ECMとも呼ばれます。電極を負極 (-極) 、加工物を正極 (+極) としてその間を電流を流すと、正極側の加工物金属が金属イオンになり、電解液中に溶け出します。

また、溶出した金属イオンは電解液中で別の生成物 (スラッジ等) を作り出します。負極では水素ガスが発生します。この一連の電気化学反応を利用し、工具の電極を加工物の表面に非常に近づけながら加工すると、電極形状を加工物側に転写することが可能です。

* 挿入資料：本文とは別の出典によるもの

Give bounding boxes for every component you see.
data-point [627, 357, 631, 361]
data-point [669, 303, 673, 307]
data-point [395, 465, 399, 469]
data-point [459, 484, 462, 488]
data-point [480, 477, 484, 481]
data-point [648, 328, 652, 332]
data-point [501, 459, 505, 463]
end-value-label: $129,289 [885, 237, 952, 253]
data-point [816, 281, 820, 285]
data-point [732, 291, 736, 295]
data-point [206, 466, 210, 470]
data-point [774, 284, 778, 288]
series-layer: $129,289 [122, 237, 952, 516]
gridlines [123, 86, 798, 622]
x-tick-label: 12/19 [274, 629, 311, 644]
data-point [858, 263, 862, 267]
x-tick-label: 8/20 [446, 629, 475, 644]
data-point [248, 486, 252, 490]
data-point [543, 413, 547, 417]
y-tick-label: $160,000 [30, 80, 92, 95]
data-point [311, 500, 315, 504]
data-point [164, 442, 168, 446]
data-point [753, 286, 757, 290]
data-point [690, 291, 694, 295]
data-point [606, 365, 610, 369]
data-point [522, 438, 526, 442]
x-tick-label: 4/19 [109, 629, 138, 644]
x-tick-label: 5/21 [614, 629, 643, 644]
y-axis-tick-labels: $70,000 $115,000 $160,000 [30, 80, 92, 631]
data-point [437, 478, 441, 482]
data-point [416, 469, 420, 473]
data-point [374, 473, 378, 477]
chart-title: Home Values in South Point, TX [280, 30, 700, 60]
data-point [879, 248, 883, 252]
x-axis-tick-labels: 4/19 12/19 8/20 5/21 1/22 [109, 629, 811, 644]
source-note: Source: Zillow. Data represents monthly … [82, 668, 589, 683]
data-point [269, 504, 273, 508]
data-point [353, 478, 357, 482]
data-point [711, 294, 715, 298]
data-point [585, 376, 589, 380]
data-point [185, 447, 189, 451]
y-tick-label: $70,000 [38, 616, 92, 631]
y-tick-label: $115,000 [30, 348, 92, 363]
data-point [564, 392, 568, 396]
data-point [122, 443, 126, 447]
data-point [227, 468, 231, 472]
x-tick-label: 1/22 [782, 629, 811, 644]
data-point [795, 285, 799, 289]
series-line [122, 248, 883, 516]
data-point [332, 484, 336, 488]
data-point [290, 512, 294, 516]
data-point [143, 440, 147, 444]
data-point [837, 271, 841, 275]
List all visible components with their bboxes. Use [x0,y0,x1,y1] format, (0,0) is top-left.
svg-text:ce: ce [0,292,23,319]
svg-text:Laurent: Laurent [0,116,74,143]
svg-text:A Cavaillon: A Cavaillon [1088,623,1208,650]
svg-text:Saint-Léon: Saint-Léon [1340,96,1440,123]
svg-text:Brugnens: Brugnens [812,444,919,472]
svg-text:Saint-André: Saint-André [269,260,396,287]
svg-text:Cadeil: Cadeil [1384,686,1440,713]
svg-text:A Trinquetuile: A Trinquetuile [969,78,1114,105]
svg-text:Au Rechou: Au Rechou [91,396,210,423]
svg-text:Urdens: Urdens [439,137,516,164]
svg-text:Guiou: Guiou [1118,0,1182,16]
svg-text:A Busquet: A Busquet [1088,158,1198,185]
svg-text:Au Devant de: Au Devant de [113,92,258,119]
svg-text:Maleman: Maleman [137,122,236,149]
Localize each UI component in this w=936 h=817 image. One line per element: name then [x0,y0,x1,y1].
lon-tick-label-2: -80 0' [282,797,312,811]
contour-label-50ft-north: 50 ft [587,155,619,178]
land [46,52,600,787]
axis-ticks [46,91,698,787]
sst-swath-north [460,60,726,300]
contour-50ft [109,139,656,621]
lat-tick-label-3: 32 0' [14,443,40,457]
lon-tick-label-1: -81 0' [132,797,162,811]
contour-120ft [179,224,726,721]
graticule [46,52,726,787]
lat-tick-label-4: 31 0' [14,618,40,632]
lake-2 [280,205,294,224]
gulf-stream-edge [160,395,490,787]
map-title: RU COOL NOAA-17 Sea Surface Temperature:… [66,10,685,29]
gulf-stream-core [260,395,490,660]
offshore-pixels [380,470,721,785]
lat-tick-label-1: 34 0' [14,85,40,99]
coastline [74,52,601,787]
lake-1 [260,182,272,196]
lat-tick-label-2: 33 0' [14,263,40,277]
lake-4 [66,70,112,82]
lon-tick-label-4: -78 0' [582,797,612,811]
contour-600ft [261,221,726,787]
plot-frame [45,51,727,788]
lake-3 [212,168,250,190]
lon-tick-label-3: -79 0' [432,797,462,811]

機械加工が困難な航空エンジンのタービン羽根などや、自動車エンジン部品のようなバリを嫌う部品などの加工に使われます。

電解加工の使用用途

1. 通常の電解加工 (ECM) 

  • 航空機エンジンの部品 (タービン羽根等の複雑な形状部品)
  • 各種自動車用エンジン部品
  • 圧力がかかる流体軸受け部品

2. パルス電源を使用した精密電解加工 (PECM) 

  • 航空機用部品 (ステンレス、ニッケル主体の超合金、チタン合金)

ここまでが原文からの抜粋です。